Speaking of power, I believe the most powerful moment of the movie is possibly overlooked due to how understated it is. So as not to present it in a spoilery way -- but, if you've seen the movie, you should understand the part I mean -- I'll say it this way:
An old white man looks at T'Challa and says, basically, "What do you, a black man, have to offer that can possibly be of interest to us white people?" Yes, I know that's not what he said, but that was the context. It's what white men have been saying to black men for hundreds of years. To all people of color. As Black Panther shows, people of color have more to offer than we can imagine. We just have to give them room to do it.


  1. It was such an amazing movie. It's one I want to watch again and again and again, which I don't say about Marvel movies much.

  2. I still have not seen it. Hopefully it is a watershed moment.

  3. Marvelous review, Andrew. I thoroughly enjoyed this movie, as did my young son, who believes he IS Black Panther and no one can tell him differently. My favorite character was the general, Okoye, played by beautifully talented stunt-woman Danai Gurira. I loved her fierceness and, most of all, her loyalty. There were so many heart quotes to take away, my favorite being, "In times of crisis, the wise build bridges, while the foolish build barriers. We must find a way to look after one another as if we were one single tribe." When While (Michael B. Jordan) said, "They knew death was better than bondage..." I was taken back to Cecil B. Demille's The Ten Commandments and instantly teared up. All in all, I can't say enough about the remarkable beauty of this movie. To know we're a part of a pivotal moment in film history warms me to my core.

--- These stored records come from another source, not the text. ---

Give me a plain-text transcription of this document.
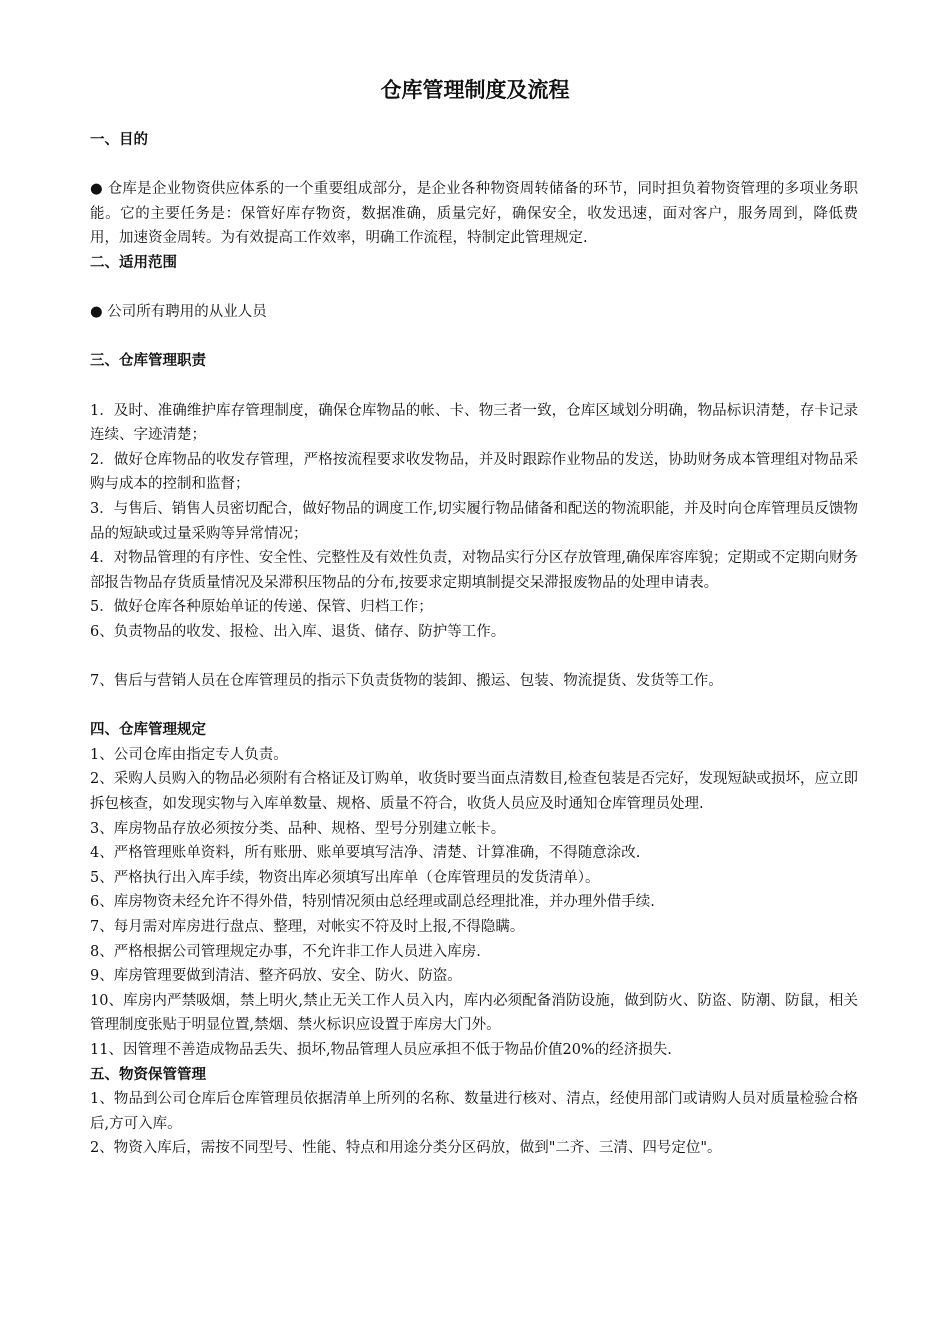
仓库管理制度及流程

一、目的

● 仓库是企业物资供应体系的一个重要组成部分，是企业各种物资周转储备的环节，同时担负着物资管理的多项业务职能。它的主要任务是：保管好库存物资，数据准确，质量完好，确保安全，收发迅速，面对客户，服务周到，降低费用，加速资金周转。为有效提高工作效率，明确工作流程，特制定此管理规定.

二、适用范围

● 公司所有聘用的从业人员

三、仓库管理职责

1．及时、准确维护库存管理制度，确保仓库物品的帐、卡、物三者一致，仓库区域划分明确，物品标识清楚，存卡记录连续、字迹清楚；

2．做好仓库物品的收发存管理，严格按流程要求收发物品，并及时跟踪作业物品的发送，协助财务成本管理组对物品采购与成本的控制和监督；

3．与售后、销售人员密切配合，做好物品的调度工作,切实履行物品储备和配送的物流职能，并及时向仓库管理员反馈物品的短缺或过量采购等异常情况；

4．对物品管理的有序性、安全性、完整性及有效性负责，对物品实行分区存放管理,确保库容库貌；定期或不定期向财务部报告物品存货质量情况及呆滞积压物品的分布,按要求定期填制提交呆滞报废物品的处理申请表。

5．做好仓库各种原始单证的传递、保管、归档工作；

6、负责物品的收发、报检、出入库、退货、储存、防护等工作。

7、售后与营销人员在仓库管理员的指示下负责货物的装卸、搬运、包装、物流提货、发货等工作。

四、仓库管理规定

1、公司仓库由指定专人负责。

2、采购人员购入的物品必须附有合格证及订购单，收货时要当面点清数目,检查包装是否完好，发现短缺或损坏，应立即拆包核查，如发现实物与入库单数量、规格、质量不符合，收货人员应及时通知仓库管理员处理.

3、库房物品存放必须按分类、品种、规格、型号分别建立帐卡。

4、严格管理账单资料，所有账册、账单要填写洁净、清楚、计算准确，不得随意涂改.

5、严格执行出入库手续，物资出库必须填写出库单（仓库管理员的发货清单）。

6、库房物资未经允许不得外借，特别情况须由总经理或副总经理批准，并办理外借手续.

7、每月需对库房进行盘点、整理，对帐实不符及时上报,不得隐瞒。

8、严格根据公司管理规定办事，不允许非工作人员进入库房.

9、库房管理要做到清洁、整齐码放、安全、防火、防盗。

10、库房内严禁吸烟，禁上明火,禁止无关工作人员入内，库内必须配备消防设施，做到防火、防盗、防潮、防鼠，相关管理制度张贴于明显位置,禁烟、禁火标识应设置于库房大门外。

11、因管理不善造成物品丢失、损坏,物品管理人员应承担不低于物品价值20%的经济损失.

五、物资保管管理

1、物品到公司仓库后仓库管理员依据清单上所列的名称、数量进行核对、清点，经使用部门或请购人员对质量检验合格后,方可入库。

2、物资入库后，需按不同型号、性能、特点和用途分类分区码放，做到"二齐、三清、四号定位"。
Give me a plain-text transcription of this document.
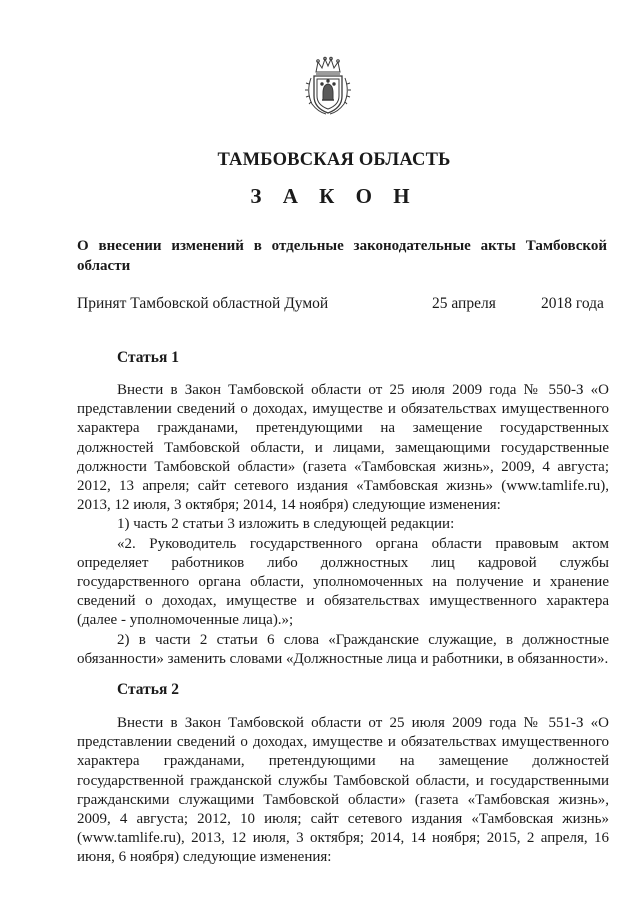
ТАМБОВСКАЯ ОБЛАСТЬ
З А К О Н
О внесении изменений в отдельные законодательные акты Тамбовской области
Принят Тамбовской областной Думой	25 апреля	2018 года
Статья 1

Внести в Закон Тамбовской области от 25 июля 2009 года № 550-З «О представлении сведений о доходах, имуществе и обязательствах имущественного характера гражданами, претендующими на замещение государственных должностей Тамбовской области, и лицами, замещающими государственные должности Тамбовской области» (газета «Тамбовская жизнь», 2009, 4 августа; 2012, 13 апреля; сайт сетевого издания «Тамбовская жизнь» (www.tamlife.ru), 2013, 12 июля, 3 октября; 2014, 14 ноября) следующие изменения:

1) часть 2 статьи 3 изложить в следующей редакции:

«2. Руководитель государственного органа области правовым актом определяет работников либо должностных лиц кадровой службы государственного органа области, уполномоченных на получение и хранение сведений о доходах, имуществе и обязательствах имущественного характера (далее - уполномоченные лица).»;

2) в части 2 статьи 6 слова «Гражданские служащие, в должностные обязанности» заменить словами «Должностные лица и работники, в обязанности».

Статья 2

Внести в Закон Тамбовской области от 25 июля 2009 года № 551-З «О представлении сведений о доходах, имуществе и обязательствах имущественного характера гражданами, претендующими на замещение должностей государственной гражданской службы Тамбовской области, и государственными гражданскими служащими Тамбовской области» (газета «Тамбовская жизнь», 2009, 4 августа; 2012, 10 июля; сайт сетевого издания «Тамбовская жизнь» (www.tamlife.ru), 2013, 12 июля, 3 октября; 2014, 14 ноября; 2015, 2 апреля, 16 июня, 6 ноября) следующие изменения:
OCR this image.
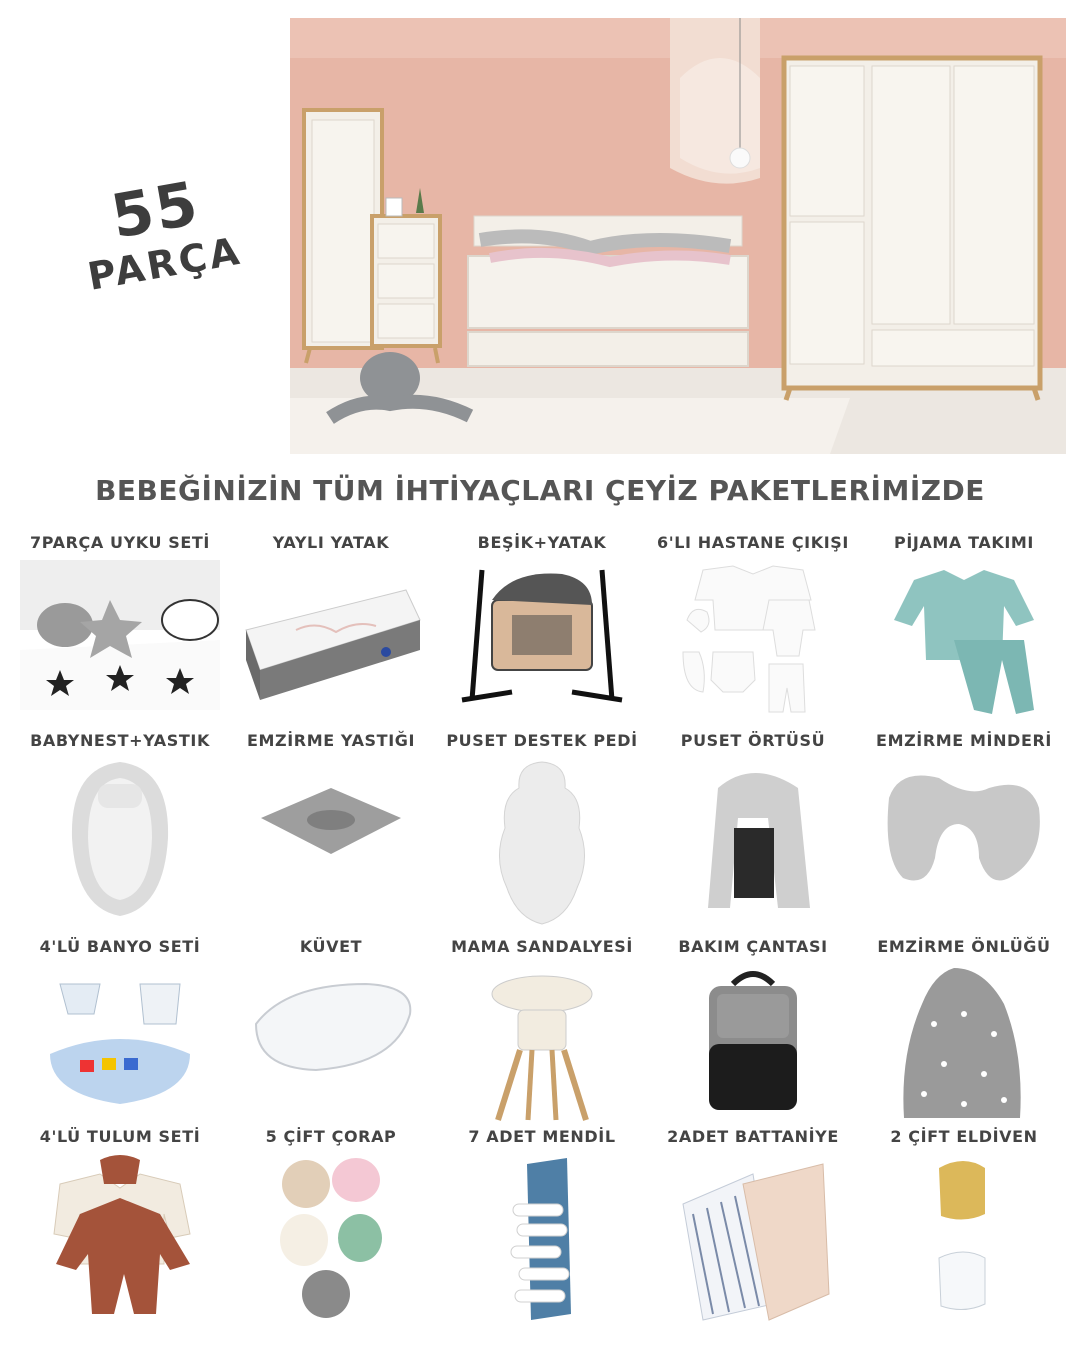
55
PARÇA
BEBEĞİNİZİN TÜM İHTİYAÇLARI ÇEYİZ PAKETLERİMİZDE
7PARÇA UYKU SETİ	YAYLI YATAK	BEŞİK+YATAK	6'LI HASTANE ÇIKIŞI	PİJAMA TAKIMI
BABYNEST+YASTIK	EMZİRME YASTIĞI	PUSET DESTEK PEDİ	PUSET ÖRTÜSÜ	EMZİRME MİNDERİ
4'LÜ BANYO SETİ	KÜVET	MAMA SANDALYESİ	BAKIM ÇANTASI	EMZİRME ÖNLÜĞÜ
4'LÜ TULUM SETİ	5 ÇİFT ÇORAP	7 ADET MENDİL	2ADET BATTANİYE	2 ÇİFT ELDİVEN
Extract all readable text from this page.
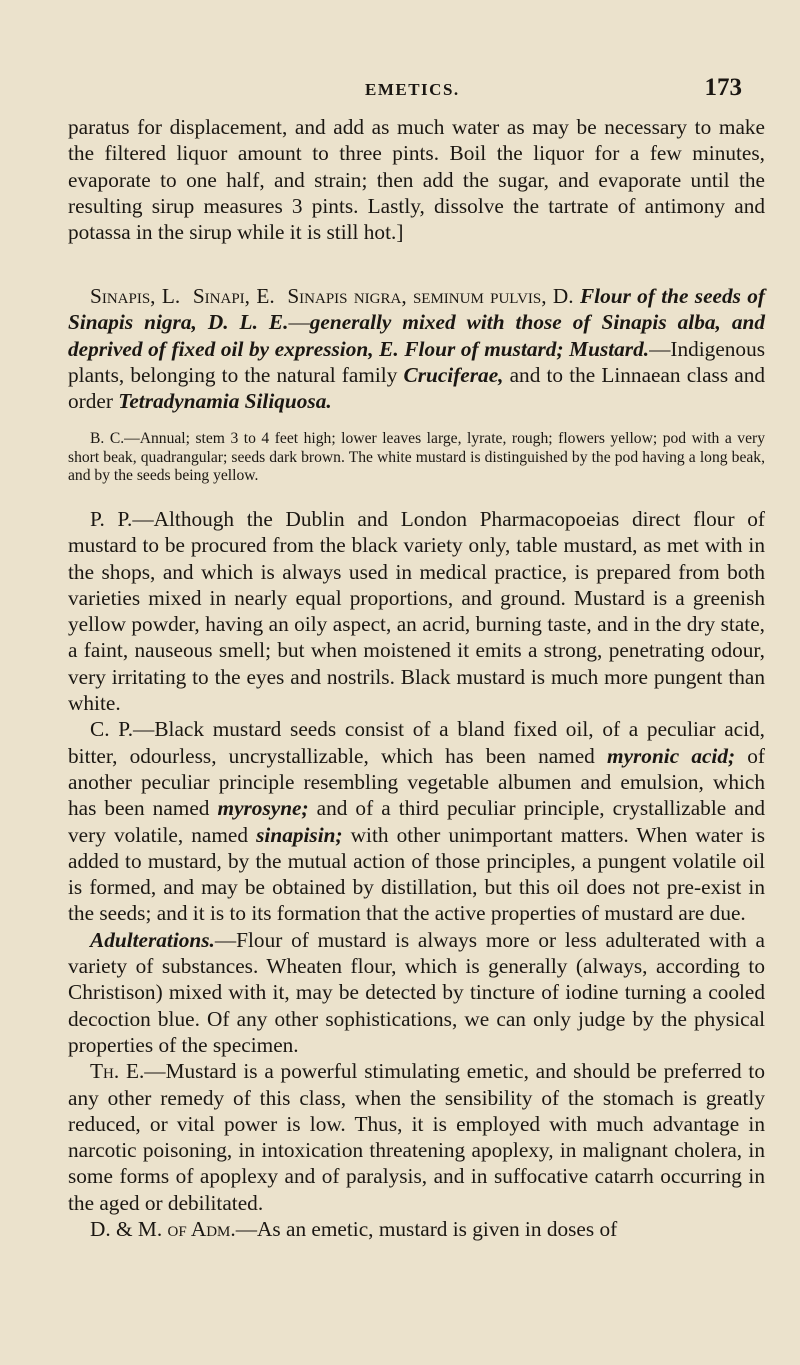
EMETICS.	173

paratus for displacement, and add as much water as may be necessary to make the filtered liquor amount to three pints. Boil the liquor for a few minutes, evaporate to one half, and strain; then add the sugar, and evaporate until the resulting sirup measures 3 pints. Lastly, dissolve the tartrate of antimony and potassa in the sirup while it is still hot.]

Sinapis, L. Sinapi, E. Sinapis nigra, seminum pulvis, D. Flour of the seeds of Sinapis nigra, D. L. E.—generally mixed with those of Sinapis alba, and deprived of fixed oil by expression, E. Flour of mustard; Mustard.—Indigenous plants, belonging to the natural family Cruciferae, and to the Linnaean class and order Tetradynamia Siliquosa.

B. C.—Annual; stem 3 to 4 feet high; lower leaves large, lyrate, rough; flowers yellow; pod with a very short beak, quadrangular; seeds dark brown. The white mustard is distinguished by the pod having a long beak, and by the seeds being yellow.

P. P.—Although the Dublin and London Pharmacopoeias direct flour of mustard to be procured from the black variety only, table mustard, as met with in the shops, and which is always used in medical practice, is prepared from both varieties mixed in nearly equal proportions, and ground. Mustard is a greenish yellow powder, having an oily aspect, an acrid, burning taste, and in the dry state, a faint, nauseous smell; but when moistened it emits a strong, penetrating odour, very irritating to the eyes and nostrils. Black mustard is much more pungent than white.

C. P.—Black mustard seeds consist of a bland fixed oil, of a peculiar acid, bitter, odourless, uncrystallizable, which has been named myronic acid; of another peculiar principle resembling vegetable albumen and emulsion, which has been named myrosyne; and of a third peculiar principle, crystallizable and very volatile, named sinapisin; with other unimportant matters. When water is added to mustard, by the mutual action of those principles, a pungent volatile oil is formed, and may be obtained by distillation, but this oil does not pre-exist in the seeds; and it is to its formation that the active properties of mustard are due.

Adulterations.—Flour of mustard is always more or less adulterated with a variety of substances. Wheaten flour, which is generally (always, according to Christison) mixed with it, may be detected by tincture of iodine turning a cooled decoction blue. Of any other sophistications, we can only judge by the physical properties of the specimen.

Th. E.—Mustard is a powerful stimulating emetic, and should be preferred to any other remedy of this class, when the sensibility of the stomach is greatly reduced, or vital power is low. Thus, it is employed with much advantage in narcotic poisoning, in intoxication threatening apoplexy, in malignant cholera, in some forms of apoplexy and of paralysis, and in suffocative catarrh occurring in the aged or debilitated.

D. & M. of Adm.—As an emetic, mustard is given in doses of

    1. Alyssia: Oh, yeah, the building walls thing was the first thing I put up on FB after I saw it. heh

      The general was my wife's favorite character, too. She wants a solo movie just for her.

  4. I loved it and I am cheering it on to break every box office record it can. I agree with you that it's not the best film ever, though for me it is the best Marvel. But this movie is challenging the perceived paradigm of what is marketable to a world audience.

    The Fruitvale Station allusions brought tears for me...

    1. TAS: We haven't seen Fruitvale. We meant to, but we miss a lot of movies these days that we mean to see. I guess I will have to make a point of it now.